Councilor Jennie Caissie asked him about another answer on his JNC application where he described a difficult and disappointing case in his career. In 2003, there was a case involving a fatal boating accident that ended without the U.S. Attorney’s Office ever prosecuting the case.
The investigation languished for several years without a prosecutorial decision by the assistant U.S. attorneys assigned to the case. Lang oversaw the case. When the U.S. Attorney’s Office finally made a decision in 2008, the statute of limitations had run out. Lang said he and the assistant state’s attorney went to the victim’s family to tell them what happened.

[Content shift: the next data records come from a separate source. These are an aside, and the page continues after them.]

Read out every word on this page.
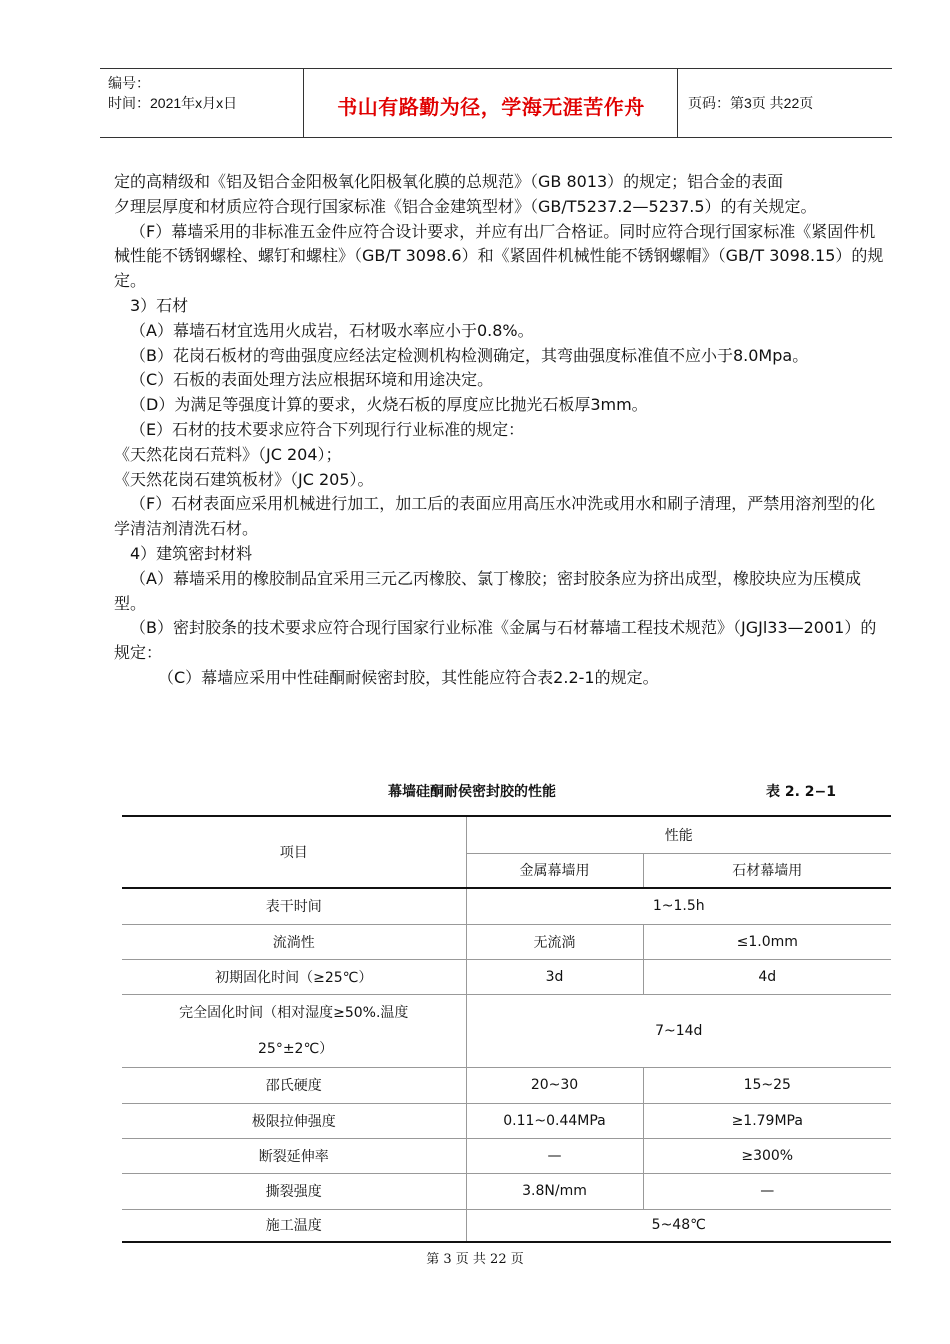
编号：
时间：2021年x月x日	书山有路勤为径，学海无涯苦作舟	页码：第3页 共22页

定的高精级和《铝及铝合金阳极氧化阳极氧化膜的总规范》（GB 8013）的规定；铝合金的表面

夕理层厚度和材质应符合现行国家标准《铝合金建筑型材》（GB/T5237.2—5237.5）的有关规定。

（F）幕墙采用的非标准五金件应符合设计要求，并应有出厂合格证。同时应符合现行国家标准《紧固件机械性能不锈钢螺栓、螺钉和螺柱》（GB/T 3098.6）和《紧固件机械性能不锈钢螺帽》（GB/T 3098.15）的规定。

3）石材

（A）幕墙石材宜选用火成岩，石材吸水率应小于0.8%。

（B）花岗石板材的弯曲强度应经法定检测机构检测确定，其弯曲强度标准值不应小于8.0Mpa。

（C）石板的表面处理方法应根据环境和用途决定。

（D）为满足等强度计算的要求，火烧石板的厚度应比抛光石板厚3mm。

（E）石材的技术要求应符合下列现行行业标准的规定：

《天然花岗石荒料》（JC 204）；

《天然花岗石建筑板材》（JC 205）。

（F）石材表面应采用机械进行加工，加工后的表面应用高压水冲洗或用水和刷子清理，严禁用溶剂型的化学清洁剂清洗石材。

4）建筑密封材料

（A）幕墙采用的橡胶制品宜采用三元乙丙橡胶、氯丁橡胶；密封胶条应为挤出成型，橡胶块应为压模成型。

（B）密封胶条的技术要求应符合现行国家行业标准《金属与石材幕墙工程技术规范》（JGJl33—2001）的规定：

（C）幕墙应采用中性硅酮耐候密封胶，其性能应符合表2.2-1的规定。

幕墙硅酮耐侯密封胶的性能	表 2. 2−1
项目	性能	
	金属幕墙用	石材幕墙用
表干时间	1~1.5h	
流淌性	无流淌	≤1.0mm
初期固化时间（≥25℃）	3d	4d

完全固化时间（相对湿度≥50%.温度
25°±2℃）	7~14d	
邵氏硬度	20~30	15~25
极限拉伸强度	0.11~0.44MPa	≥1.79MPa
断裂延伸率	—	≥300%
撕裂强度	3.8N/mm	—
施工温度	5~48℃	
第 3 页 共 22 页
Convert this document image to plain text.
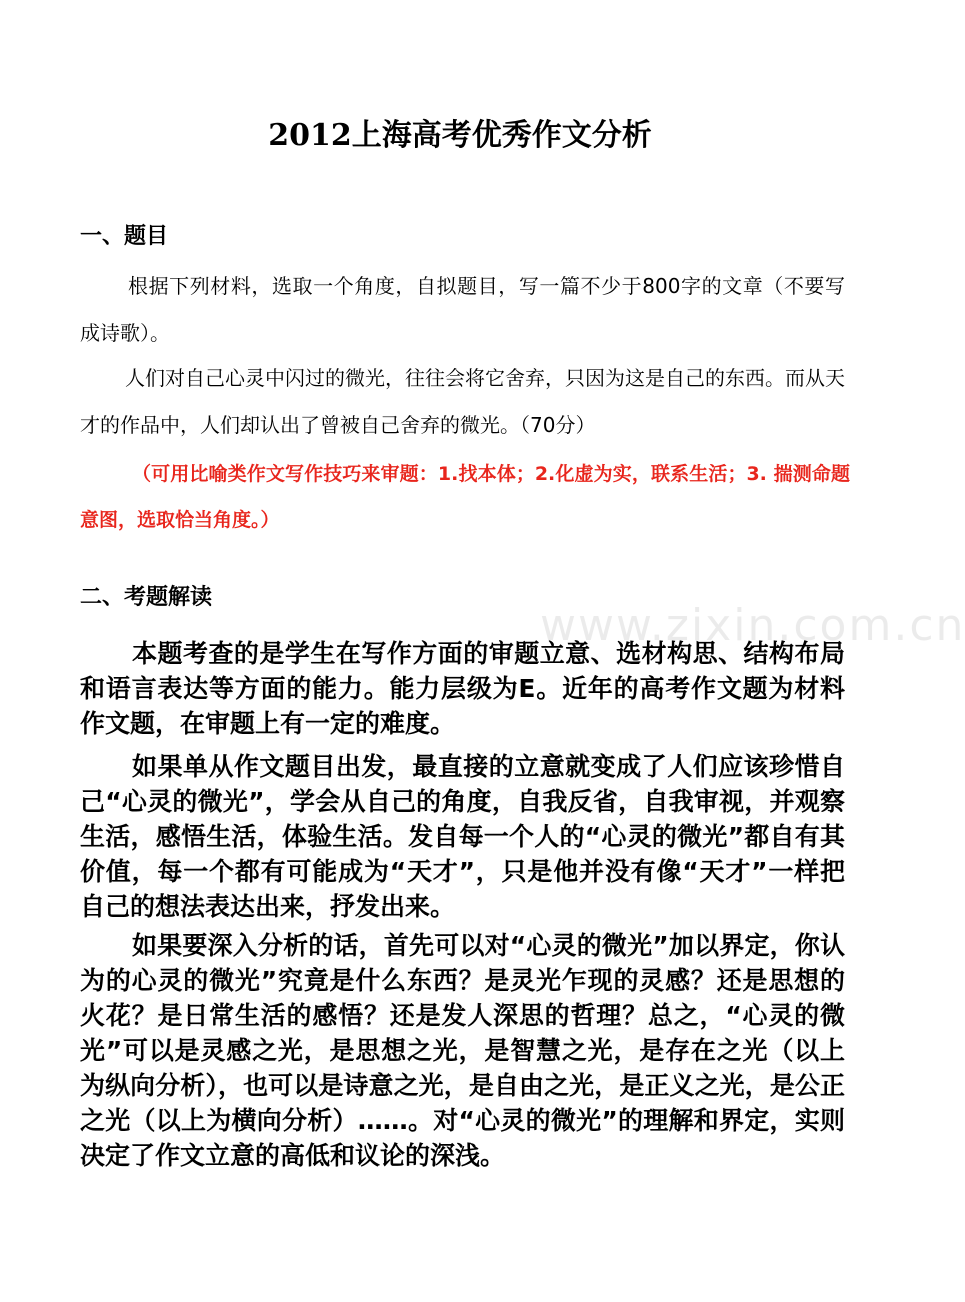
2012上海高考优秀作文分析
一、题目

根据下列材料，选取一个角度，自拟题目，写一篇不少于800字的文章（不要写成诗歌）。

人们对自己心灵中闪过的微光，往往会将它舍弃，只因为这是自己的东西。而从天才的作品中，人们却认出了曾被自己舍弃的微光。（70分）

（可用比喻类作文写作技巧来审题：1.找本体；2.化虚为实，联系生活；3. 揣测命题意图，选取恰当角度。）

二、考题解读

本题考查的是学生在写作方面的审题立意、选材构思、结构布局和语言表达等方面的能力。能力层级为E。近年的高考作文题为材料作文题，在审题上有一定的难度。

如果单从作文题目出发，最直接的立意就变成了人们应该珍惜自己“心灵的微光”，学会从自己的角度，自我反省，自我审视，并观察生活，感悟生活，体验生活。发自每一个人的“心灵的微光”都自有其价值，每一个都有可能成为“天才”，只是他并没有像“天才”一样把自己的想法表达出来，抒发出来。

如果要深入分析的话，首先可以对“心灵的微光”加以界定，你认为的心灵的微光”究竟是什么东西？是灵光乍现的灵感？还是思想的火花？是日常生活的感悟？还是发人深思的哲理？总之，“心灵的微光”可以是灵感之光，是思想之光，是智慧之光，是存在之光（以上为纵向分析），也可以是诗意之光，是自由之光，是正义之光，是公正之光（以上为横向分析）……。对“心灵的微光”的理解和界定，实则决定了作文立意的高低和议论的深浅。

www.zixin.com.cn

Because he oversaw the case, Lang reported himself to the Office of Professional Responsibility.
“I will tell you to this day I feel terrible about it,” he said. “I was passionate about advocating for the victims’ rights.”
During last week’s hearing, Councilor Charles Cippolini asked Lang about his potential pension if confirmed as a judge. He could receive a sizable pension from the federal government and county government, Cippolini said.